3. Unpolarized Waves:
   • If the plane of vibration of the wave (e.g., the string’s motion) changes randomly in very short intervals of time, it is referred to as an unpolarized wave.
   • In an unpolarized wave, the displacement is constantly changing with time but always perpendicular to the direction of propagation.
4. Polaroids:
   • Polaroids are sheets made of long chain molecules aligned in a particular direction. They can be used to demonstrate the polarization of light.
   • When unpolarized light is incident on a polaroid, it gets linearly polarized, with the electric vector oscillating along a direction perpendicular to the aligned molecules (known as the pass-axis).

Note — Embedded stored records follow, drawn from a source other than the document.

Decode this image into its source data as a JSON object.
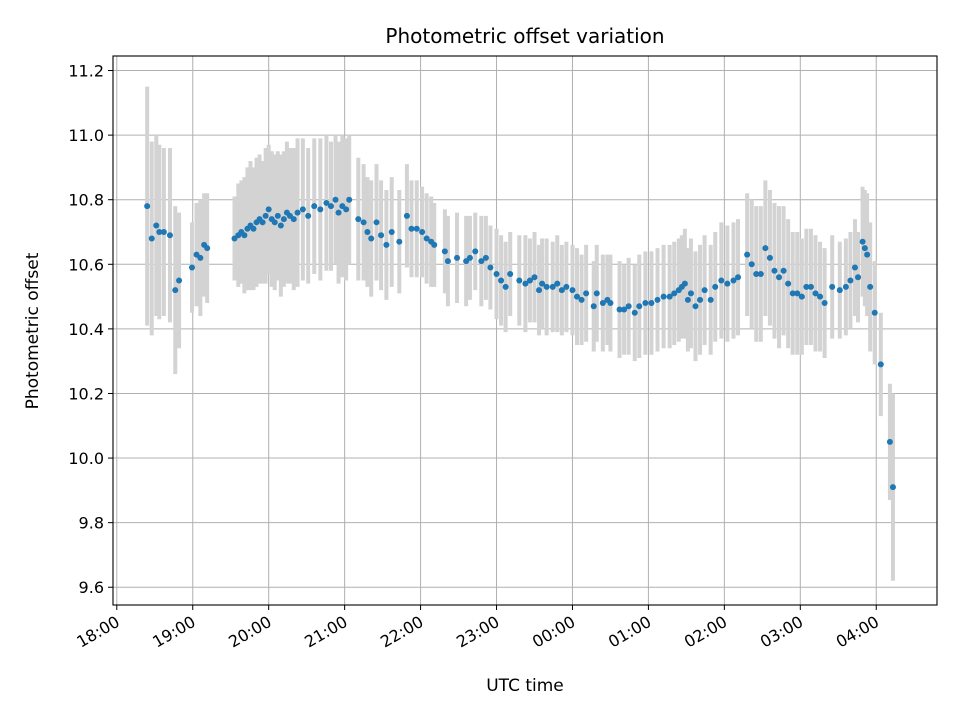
{
  "chart_data": {
    "type": "scatter",
    "title": "Photometric offset variation",
    "xlabel": "UTC time",
    "ylabel": "Photometric offset",
    "x_unit": "hours since 18:00 UTC",
    "xlim": [
      -0.05,
      10.8
    ],
    "ylim": [
      9.545,
      11.245
    ],
    "grid": true,
    "marker_color": "#1f77b4",
    "errorbar_color": "#d3d3d3",
    "x_ticks": [
      {
        "value": 0,
        "label": "18:00"
      },
      {
        "value": 1,
        "label": "19:00"
      },
      {
        "value": 2,
        "label": "20:00"
      },
      {
        "value": 3,
        "label": "21:00"
      },
      {
        "value": 4,
        "label": "22:00"
      },
      {
        "value": 5,
        "label": "23:00"
      },
      {
        "value": 6,
        "label": "00:00"
      },
      {
        "value": 7,
        "label": "01:00"
      },
      {
        "value": 8,
        "label": "02:00"
      },
      {
        "value": 9,
        "label": "03:00"
      },
      {
        "value": 10,
        "label": "04:00"
      }
    ],
    "y_ticks": [
      {
        "value": 9.6,
        "label": "9.6"
      },
      {
        "value": 9.8,
        "label": "9.8"
      },
      {
        "value": 10.0,
        "label": "10.0"
      },
      {
        "value": 10.2,
        "label": "10.2"
      },
      {
        "value": 10.4,
        "label": "10.4"
      },
      {
        "value": 10.6,
        "label": "10.6"
      },
      {
        "value": 10.8,
        "label": "10.8"
      },
      {
        "value": 11.0,
        "label": "11.0"
      },
      {
        "value": 11.2,
        "label": "11.2"
      }
    ],
    "points": [
      [
        0.4,
        10.78,
        0.37
      ],
      [
        0.46,
        10.68,
        0.3
      ],
      [
        0.52,
        10.72,
        0.28
      ],
      [
        0.56,
        10.7,
        0.27
      ],
      [
        0.62,
        10.7,
        0.26
      ],
      [
        0.7,
        10.69,
        0.27
      ],
      [
        0.77,
        10.52,
        0.26
      ],
      [
        0.82,
        10.55,
        0.21
      ],
      [
        0.99,
        10.59,
        0.14
      ],
      [
        1.05,
        10.63,
        0.16
      ],
      [
        1.1,
        10.62,
        0.18
      ],
      [
        1.15,
        10.66,
        0.16
      ],
      [
        1.19,
        10.65,
        0.17
      ],
      [
        1.55,
        10.68,
        0.13
      ],
      [
        1.6,
        10.69,
        0.16
      ],
      [
        1.64,
        10.7,
        0.16
      ],
      [
        1.68,
        10.69,
        0.18
      ],
      [
        1.72,
        10.71,
        0.19
      ],
      [
        1.76,
        10.72,
        0.2
      ],
      [
        1.8,
        10.71,
        0.19
      ],
      [
        1.84,
        10.73,
        0.2
      ],
      [
        1.88,
        10.74,
        0.2
      ],
      [
        1.92,
        10.73,
        0.19
      ],
      [
        1.96,
        10.75,
        0.21
      ],
      [
        2.0,
        10.77,
        0.2
      ],
      [
        2.04,
        10.74,
        0.21
      ],
      [
        2.08,
        10.73,
        0.21
      ],
      [
        2.12,
        10.75,
        0.2
      ],
      [
        2.16,
        10.72,
        0.22
      ],
      [
        2.2,
        10.74,
        0.21
      ],
      [
        2.24,
        10.76,
        0.22
      ],
      [
        2.28,
        10.75,
        0.21
      ],
      [
        2.33,
        10.74,
        0.22
      ],
      [
        2.38,
        10.76,
        0.23
      ],
      [
        2.45,
        10.77,
        0.22
      ],
      [
        2.52,
        10.75,
        0.21
      ],
      [
        2.6,
        10.78,
        0.21
      ],
      [
        2.68,
        10.77,
        0.22
      ],
      [
        2.76,
        10.79,
        0.21
      ],
      [
        2.82,
        10.78,
        0.2
      ],
      [
        2.88,
        10.8,
        0.2
      ],
      [
        2.92,
        10.76,
        0.22
      ],
      [
        2.97,
        10.78,
        0.22
      ],
      [
        3.02,
        10.77,
        0.22
      ],
      [
        3.06,
        10.8,
        0.2
      ],
      [
        3.18,
        10.74,
        0.19
      ],
      [
        3.25,
        10.73,
        0.18
      ],
      [
        3.3,
        10.7,
        0.17
      ],
      [
        3.35,
        10.68,
        0.18
      ],
      [
        3.42,
        10.73,
        0.18
      ],
      [
        3.48,
        10.69,
        0.17
      ],
      [
        3.55,
        10.66,
        0.17
      ],
      [
        3.62,
        10.7,
        0.17
      ],
      [
        3.72,
        10.67,
        0.16
      ],
      [
        3.82,
        10.75,
        0.16
      ],
      [
        3.88,
        10.71,
        0.15
      ],
      [
        3.95,
        10.71,
        0.15
      ],
      [
        4.02,
        10.7,
        0.14
      ],
      [
        4.08,
        10.68,
        0.14
      ],
      [
        4.14,
        10.67,
        0.14
      ],
      [
        4.18,
        10.66,
        0.13
      ],
      [
        4.32,
        10.64,
        0.13
      ],
      [
        4.36,
        10.61,
        0.14
      ],
      [
        4.48,
        10.62,
        0.14
      ],
      [
        4.6,
        10.61,
        0.14
      ],
      [
        4.65,
        10.62,
        0.13
      ],
      [
        4.72,
        10.64,
        0.12
      ],
      [
        4.8,
        10.61,
        0.14
      ],
      [
        4.86,
        10.62,
        0.13
      ],
      [
        4.92,
        10.59,
        0.13
      ],
      [
        5.0,
        10.57,
        0.14
      ],
      [
        5.06,
        10.55,
        0.14
      ],
      [
        5.12,
        10.53,
        0.14
      ],
      [
        5.18,
        10.57,
        0.13
      ],
      [
        5.3,
        10.55,
        0.14
      ],
      [
        5.38,
        10.54,
        0.15
      ],
      [
        5.44,
        10.55,
        0.13
      ],
      [
        5.5,
        10.56,
        0.14
      ],
      [
        5.56,
        10.52,
        0.14
      ],
      [
        5.6,
        10.54,
        0.14
      ],
      [
        5.66,
        10.53,
        0.15
      ],
      [
        5.74,
        10.53,
        0.14
      ],
      [
        5.8,
        10.54,
        0.15
      ],
      [
        5.86,
        10.52,
        0.14
      ],
      [
        5.92,
        10.53,
        0.14
      ],
      [
        6.0,
        10.52,
        0.14
      ],
      [
        6.06,
        10.5,
        0.15
      ],
      [
        6.12,
        10.49,
        0.14
      ],
      [
        6.18,
        10.51,
        0.15
      ],
      [
        6.28,
        10.47,
        0.14
      ],
      [
        6.32,
        10.51,
        0.15
      ],
      [
        6.4,
        10.48,
        0.15
      ],
      [
        6.46,
        10.49,
        0.14
      ],
      [
        6.5,
        10.48,
        0.15
      ],
      [
        6.62,
        10.46,
        0.15
      ],
      [
        6.68,
        10.46,
        0.14
      ],
      [
        6.74,
        10.47,
        0.15
      ],
      [
        6.82,
        10.45,
        0.15
      ],
      [
        6.88,
        10.47,
        0.16
      ],
      [
        6.96,
        10.48,
        0.16
      ],
      [
        7.04,
        10.48,
        0.16
      ],
      [
        7.12,
        10.49,
        0.16
      ],
      [
        7.2,
        10.5,
        0.16
      ],
      [
        7.28,
        10.5,
        0.16
      ],
      [
        7.34,
        10.51,
        0.16
      ],
      [
        7.4,
        10.52,
        0.16
      ],
      [
        7.44,
        10.53,
        0.16
      ],
      [
        7.48,
        10.54,
        0.17
      ],
      [
        7.52,
        10.49,
        0.16
      ],
      [
        7.56,
        10.51,
        0.17
      ],
      [
        7.62,
        10.47,
        0.17
      ],
      [
        7.68,
        10.49,
        0.17
      ],
      [
        7.74,
        10.52,
        0.17
      ],
      [
        7.82,
        10.49,
        0.17
      ],
      [
        7.88,
        10.53,
        0.17
      ],
      [
        7.96,
        10.55,
        0.18
      ],
      [
        8.04,
        10.54,
        0.18
      ],
      [
        8.12,
        10.55,
        0.18
      ],
      [
        8.18,
        10.56,
        0.18
      ],
      [
        8.3,
        10.63,
        0.19
      ],
      [
        8.36,
        10.6,
        0.2
      ],
      [
        8.42,
        10.57,
        0.21
      ],
      [
        8.48,
        10.57,
        0.21
      ],
      [
        8.54,
        10.65,
        0.21
      ],
      [
        8.6,
        10.62,
        0.21
      ],
      [
        8.66,
        10.58,
        0.21
      ],
      [
        8.72,
        10.56,
        0.22
      ],
      [
        8.78,
        10.58,
        0.2
      ],
      [
        8.84,
        10.54,
        0.2
      ],
      [
        8.9,
        10.51,
        0.19
      ],
      [
        8.96,
        10.51,
        0.19
      ],
      [
        9.02,
        10.5,
        0.18
      ],
      [
        9.08,
        10.53,
        0.18
      ],
      [
        9.14,
        10.53,
        0.18
      ],
      [
        9.2,
        10.51,
        0.18
      ],
      [
        9.26,
        10.5,
        0.17
      ],
      [
        9.32,
        10.48,
        0.17
      ],
      [
        9.42,
        10.53,
        0.16
      ],
      [
        9.52,
        10.52,
        0.15
      ],
      [
        9.6,
        10.53,
        0.15
      ],
      [
        9.66,
        10.55,
        0.15
      ],
      [
        9.72,
        10.59,
        0.15
      ],
      [
        9.76,
        10.56,
        0.14
      ],
      [
        9.82,
        10.67,
        0.17
      ],
      [
        9.85,
        10.65,
        0.18
      ],
      [
        9.88,
        10.63,
        0.19
      ],
      [
        9.92,
        10.53,
        0.2
      ],
      [
        9.98,
        10.45,
        0.16
      ],
      [
        10.06,
        10.29,
        0.16
      ],
      [
        10.18,
        10.05,
        0.18
      ],
      [
        10.22,
        9.91,
        0.29
      ]
    ]
  }
}
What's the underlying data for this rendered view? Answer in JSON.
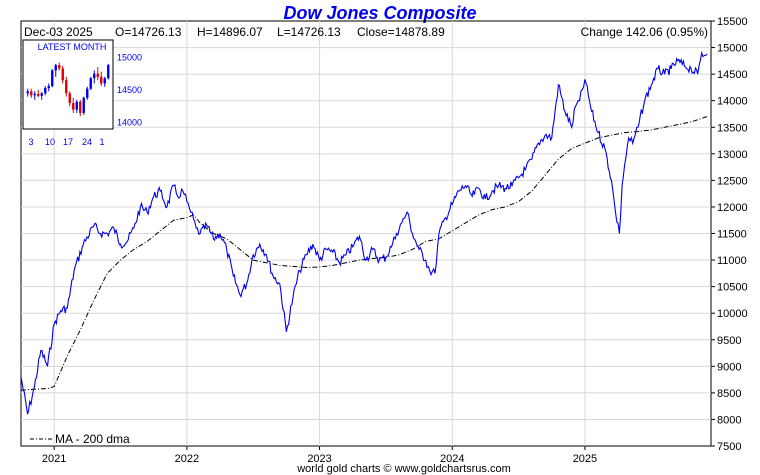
{
  "chart_data": {
    "type": "line",
    "title": "Dow Jones Composite",
    "date_label": "Dec-03  2025",
    "ohlc": {
      "open": "O=14726.13",
      "high": "H=14896.07",
      "low": "L=14726.13",
      "close": "Close=14878.89"
    },
    "change_text": "Change 142.06 (0.95%)",
    "y_ticks": [
      7500,
      8000,
      8500,
      9000,
      9500,
      10000,
      10500,
      11000,
      11500,
      12000,
      12500,
      13000,
      13500,
      14000,
      14500,
      15000,
      15500
    ],
    "ylim": [
      7500,
      15500
    ],
    "xlim": [
      2020.75,
      2025.95
    ],
    "x_ticks": [
      {
        "label": "2021",
        "x": 2021.0
      },
      {
        "label": "2022",
        "x": 2022.0
      },
      {
        "label": "2023",
        "x": 2023.0
      },
      {
        "label": "2024",
        "x": 2024.0
      },
      {
        "label": "2025",
        "x": 2025.0
      }
    ],
    "grid": true,
    "legend": {
      "position": "bottom-left",
      "items": [
        {
          "label": "MA - 200 dma",
          "style": "dash-dot",
          "color": "#000000"
        }
      ]
    },
    "series": [
      {
        "name": "Dow Jones Composite",
        "color": "#0000ee",
        "x": [
          2020.75,
          2020.8,
          2020.85,
          2020.9,
          2020.95,
          2021.0,
          2021.05,
          2021.1,
          2021.15,
          2021.22,
          2021.3,
          2021.35,
          2021.4,
          2021.45,
          2021.5,
          2021.55,
          2021.6,
          2021.65,
          2021.7,
          2021.75,
          2021.8,
          2021.85,
          2021.9,
          2021.93,
          2021.97,
          2022.0,
          2022.03,
          2022.07,
          2022.1,
          2022.15,
          2022.2,
          2022.25,
          2022.3,
          2022.35,
          2022.4,
          2022.45,
          2022.5,
          2022.55,
          2022.6,
          2022.65,
          2022.7,
          2022.75,
          2022.8,
          2022.85,
          2022.9,
          2022.95,
          2023.0,
          2023.05,
          2023.1,
          2023.15,
          2023.2,
          2023.25,
          2023.3,
          2023.35,
          2023.4,
          2023.45,
          2023.5,
          2023.55,
          2023.58,
          2023.62,
          2023.66,
          2023.7,
          2023.75,
          2023.8,
          2023.83,
          2023.87,
          2023.9,
          2023.95,
          2024.0,
          2024.05,
          2024.1,
          2024.15,
          2024.2,
          2024.25,
          2024.3,
          2024.35,
          2024.4,
          2024.45,
          2024.5,
          2024.55,
          2024.6,
          2024.65,
          2024.7,
          2024.75,
          2024.8,
          2024.85,
          2024.9,
          2024.93,
          2024.96,
          2025.0,
          2025.05,
          2025.1,
          2025.15,
          2025.2,
          2025.23,
          2025.26,
          2025.28,
          2025.3,
          2025.33,
          2025.36,
          2025.4,
          2025.45,
          2025.5,
          2025.55,
          2025.6,
          2025.65,
          2025.7,
          2025.75,
          2025.8,
          2025.85,
          2025.88,
          2025.9,
          2025.92
        ],
        "y": [
          8800,
          8100,
          8600,
          9300,
          9000,
          9800,
          10050,
          10100,
          10800,
          11300,
          11650,
          11500,
          11500,
          11600,
          11300,
          11350,
          11600,
          12000,
          11900,
          12200,
          12300,
          12000,
          12400,
          12200,
          12300,
          12100,
          11900,
          11600,
          11500,
          11650,
          11400,
          11500,
          11200,
          10700,
          10350,
          10550,
          11100,
          11300,
          11100,
          10700,
          10550,
          9650,
          10300,
          10800,
          11100,
          11300,
          11000,
          11200,
          11150,
          10950,
          11100,
          11250,
          11450,
          11000,
          11200,
          11000,
          11050,
          11300,
          11500,
          11700,
          11900,
          11500,
          11200,
          11000,
          10800,
          10750,
          11500,
          11800,
          12050,
          12300,
          12400,
          12200,
          12350,
          12150,
          12300,
          12400,
          12350,
          12400,
          12550,
          12700,
          12900,
          13200,
          13350,
          13300,
          14300,
          13800,
          13500,
          13900,
          14000,
          14400,
          13800,
          13400,
          13100,
          12500,
          11900,
          11500,
          12400,
          12800,
          13300,
          13200,
          13500,
          14000,
          14300,
          14600,
          14500,
          14600,
          14750,
          14650,
          14600,
          14500,
          14900,
          14850,
          14880
        ]
      },
      {
        "name": "MA - 200 dma",
        "color": "#000000",
        "style": "dash-dot",
        "x": [
          2020.75,
          2020.85,
          2020.95,
          2021.0,
          2021.1,
          2021.2,
          2021.3,
          2021.4,
          2021.5,
          2021.6,
          2021.7,
          2021.8,
          2021.9,
          2022.0,
          2022.05,
          2022.1,
          2022.2,
          2022.3,
          2022.4,
          2022.5,
          2022.6,
          2022.7,
          2022.8,
          2022.9,
          2023.0,
          2023.1,
          2023.2,
          2023.3,
          2023.4,
          2023.5,
          2023.6,
          2023.7,
          2023.8,
          2023.9,
          2024.0,
          2024.1,
          2024.2,
          2024.3,
          2024.4,
          2024.5,
          2024.6,
          2024.7,
          2024.8,
          2024.9,
          2025.0,
          2025.1,
          2025.2,
          2025.3,
          2025.4,
          2025.5,
          2025.6,
          2025.7,
          2025.8,
          2025.92
        ],
        "y": [
          8550,
          8570,
          8580,
          8620,
          9200,
          9700,
          10250,
          10750,
          11000,
          11200,
          11350,
          11550,
          11750,
          11800,
          11850,
          11700,
          11500,
          11400,
          11200,
          11000,
          10950,
          10900,
          10880,
          10860,
          10870,
          10900,
          10950,
          11000,
          11030,
          11050,
          11100,
          11200,
          11350,
          11400,
          11550,
          11700,
          11850,
          11950,
          12000,
          12100,
          12300,
          12600,
          12900,
          13100,
          13200,
          13300,
          13350,
          13400,
          13420,
          13450,
          13500,
          13550,
          13600,
          13700
        ]
      }
    ]
  },
  "inset": {
    "label": "LATEST MONTH",
    "y_ticks": [
      14000,
      14500,
      15000
    ],
    "ylim": [
      13950,
      15050
    ],
    "x_ticks": [
      "3",
      "10",
      "17",
      "24",
      "1"
    ],
    "candles": [
      {
        "o": 14450,
        "h": 14520,
        "l": 14400,
        "c": 14480
      },
      {
        "o": 14480,
        "h": 14520,
        "l": 14380,
        "c": 14420
      },
      {
        "o": 14420,
        "h": 14480,
        "l": 14350,
        "c": 14440
      },
      {
        "o": 14440,
        "h": 14500,
        "l": 14390,
        "c": 14410
      },
      {
        "o": 14410,
        "h": 14470,
        "l": 14350,
        "c": 14450
      },
      {
        "o": 14450,
        "h": 14560,
        "l": 14420,
        "c": 14530
      },
      {
        "o": 14530,
        "h": 14600,
        "l": 14480,
        "c": 14560
      },
      {
        "o": 14560,
        "h": 14820,
        "l": 14540,
        "c": 14800
      },
      {
        "o": 14800,
        "h": 14900,
        "l": 14700,
        "c": 14880
      },
      {
        "o": 14880,
        "h": 14920,
        "l": 14800,
        "c": 14830
      },
      {
        "o": 14830,
        "h": 14870,
        "l": 14600,
        "c": 14650
      },
      {
        "o": 14650,
        "h": 14700,
        "l": 14400,
        "c": 14450
      },
      {
        "o": 14450,
        "h": 14480,
        "l": 14250,
        "c": 14300
      },
      {
        "o": 14300,
        "h": 14380,
        "l": 14150,
        "c": 14200
      },
      {
        "o": 14200,
        "h": 14350,
        "l": 14150,
        "c": 14320
      },
      {
        "o": 14320,
        "h": 14350,
        "l": 14100,
        "c": 14150
      },
      {
        "o": 14150,
        "h": 14400,
        "l": 14120,
        "c": 14380
      },
      {
        "o": 14380,
        "h": 14550,
        "l": 14350,
        "c": 14520
      },
      {
        "o": 14520,
        "h": 14700,
        "l": 14500,
        "c": 14680
      },
      {
        "o": 14680,
        "h": 14800,
        "l": 14600,
        "c": 14750
      },
      {
        "o": 14750,
        "h": 14850,
        "l": 14650,
        "c": 14700
      },
      {
        "o": 14700,
        "h": 14780,
        "l": 14560,
        "c": 14600
      },
      {
        "o": 14600,
        "h": 14700,
        "l": 14550,
        "c": 14680
      },
      {
        "o": 14680,
        "h": 14900,
        "l": 14660,
        "c": 14880
      }
    ]
  },
  "footer": {
    "credit": "world gold charts © www.goldchartsrus.com"
  },
  "colors": {
    "price": "#0000ee",
    "ma": "#000000",
    "title": "#0000ee",
    "inset_up": "#0000ee",
    "inset_down": "#dd0000",
    "grid": "#d8d8d8"
  }
}
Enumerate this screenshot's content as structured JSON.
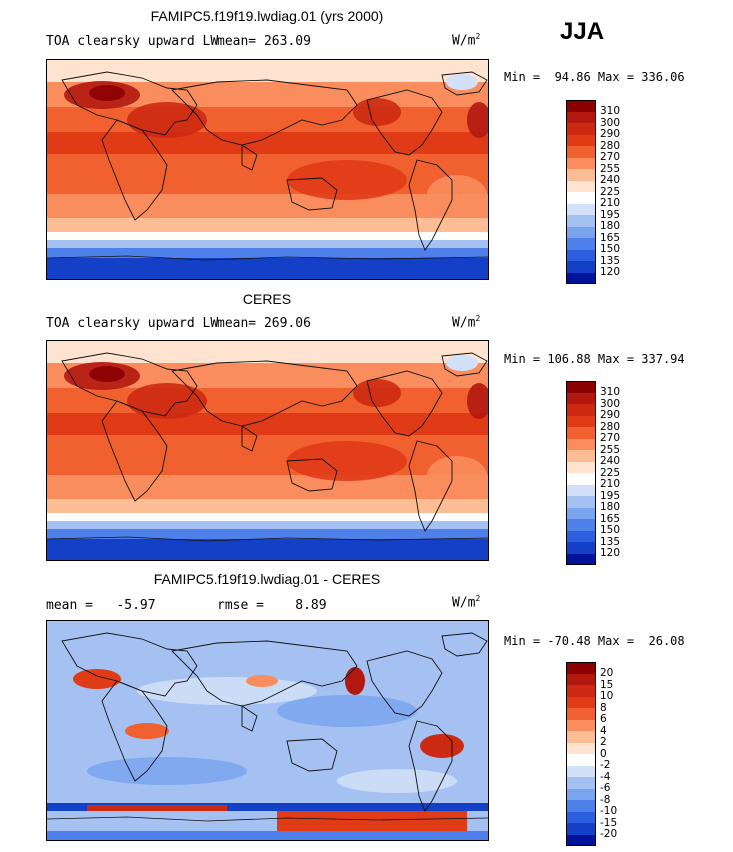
{
  "season": "JJA",
  "units": {
    "base": "W/m",
    "exp": "2"
  },
  "panels": [
    {
      "title": "FAMIPC5.f19f19.lwdiag.01 (yrs 2000)",
      "left_label": "TOA clearsky upward LW",
      "mean_label": "mean= 263.09",
      "minmax": "Min =  94.86 Max = 336.06",
      "levels": [
        "310",
        "300",
        "290",
        "280",
        "270",
        "255",
        "240",
        "225",
        "210",
        "195",
        "180",
        "165",
        "150",
        "135",
        "120"
      ],
      "colors": [
        "#8b0000",
        "#b2180f",
        "#cc2a12",
        "#e03b17",
        "#f0612f",
        "#f98d5e",
        "#fcbc94",
        "#fde3d0",
        "#ffffff",
        "#d2e1f7",
        "#a4c1f2",
        "#7aa4ee",
        "#4f80ea",
        "#2c5fe0",
        "#1440c8",
        "#00139a"
      ]
    },
    {
      "title": "CERES",
      "left_label": "TOA clearsky upward LW",
      "mean_label": "mean= 269.06",
      "minmax": "Min = 106.88 Max = 337.94",
      "levels": [
        "310",
        "300",
        "290",
        "280",
        "270",
        "255",
        "240",
        "225",
        "210",
        "195",
        "180",
        "165",
        "150",
        "135",
        "120"
      ],
      "colors": [
        "#8b0000",
        "#b2180f",
        "#cc2a12",
        "#e03b17",
        "#f0612f",
        "#f98d5e",
        "#fcbc94",
        "#fde3d0",
        "#ffffff",
        "#d2e1f7",
        "#a4c1f2",
        "#7aa4ee",
        "#4f80ea",
        "#2c5fe0",
        "#1440c8",
        "#00139a"
      ]
    },
    {
      "title": "FAMIPC5.f19f19.lwdiag.01 - CERES",
      "left_label": "mean =   -5.97",
      "mean_label": "rmse =    8.89",
      "minmax": "Min = -70.48 Max =  26.08",
      "levels": [
        "20",
        "15",
        "10",
        "8",
        "6",
        "4",
        "2",
        "0",
        "-2",
        "-4",
        "-6",
        "-8",
        "-10",
        "-15",
        "-20"
      ],
      "colors": [
        "#8b0000",
        "#b2180f",
        "#cc2a12",
        "#e03b17",
        "#f0612f",
        "#f98d5e",
        "#fcbc94",
        "#fde3d0",
        "#ffffff",
        "#d2e1f7",
        "#a4c1f2",
        "#7aa4ee",
        "#4f80ea",
        "#2c5fe0",
        "#1440c8",
        "#00139a"
      ]
    }
  ]
}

   • A polaroid will absorb electric vectors in the direction of the aligned molecules, allowing only the perpendicular components to pass through.
5. Malus’ Law:
   • Malus’ law explains the behavior of polarized light intensity as it passes through polaroids.
   • If unpolarized light passes through a polaroid (let’s call it P1), its intensity is reduced by half. The rotation of P1 does not affect the transmitted intensity.
   • When a second identical polaroid (P2) is placed before P1, the intensity is further reduced. The angle between the pass-axes of P1 and P2 plays a significant role.
   • Rotating P1 causes variations in the intensity of light emerging from P2. This variation is described by Malus’ law: I = I0 cos^2(q), where I0 is the intensity after P1, and q is the angle between the pass-axes of P1 and P2.
6. Applications of Polaroids:
   • Polaroids are used in various applications such as sunglasses, windowpanes, photographic cameras, and 3D movie cameras to control and manage light intensity.

Polarization of light plays a crucial role in a range of technologies and applications, allowing control and manipulation of light waves for specific purposes.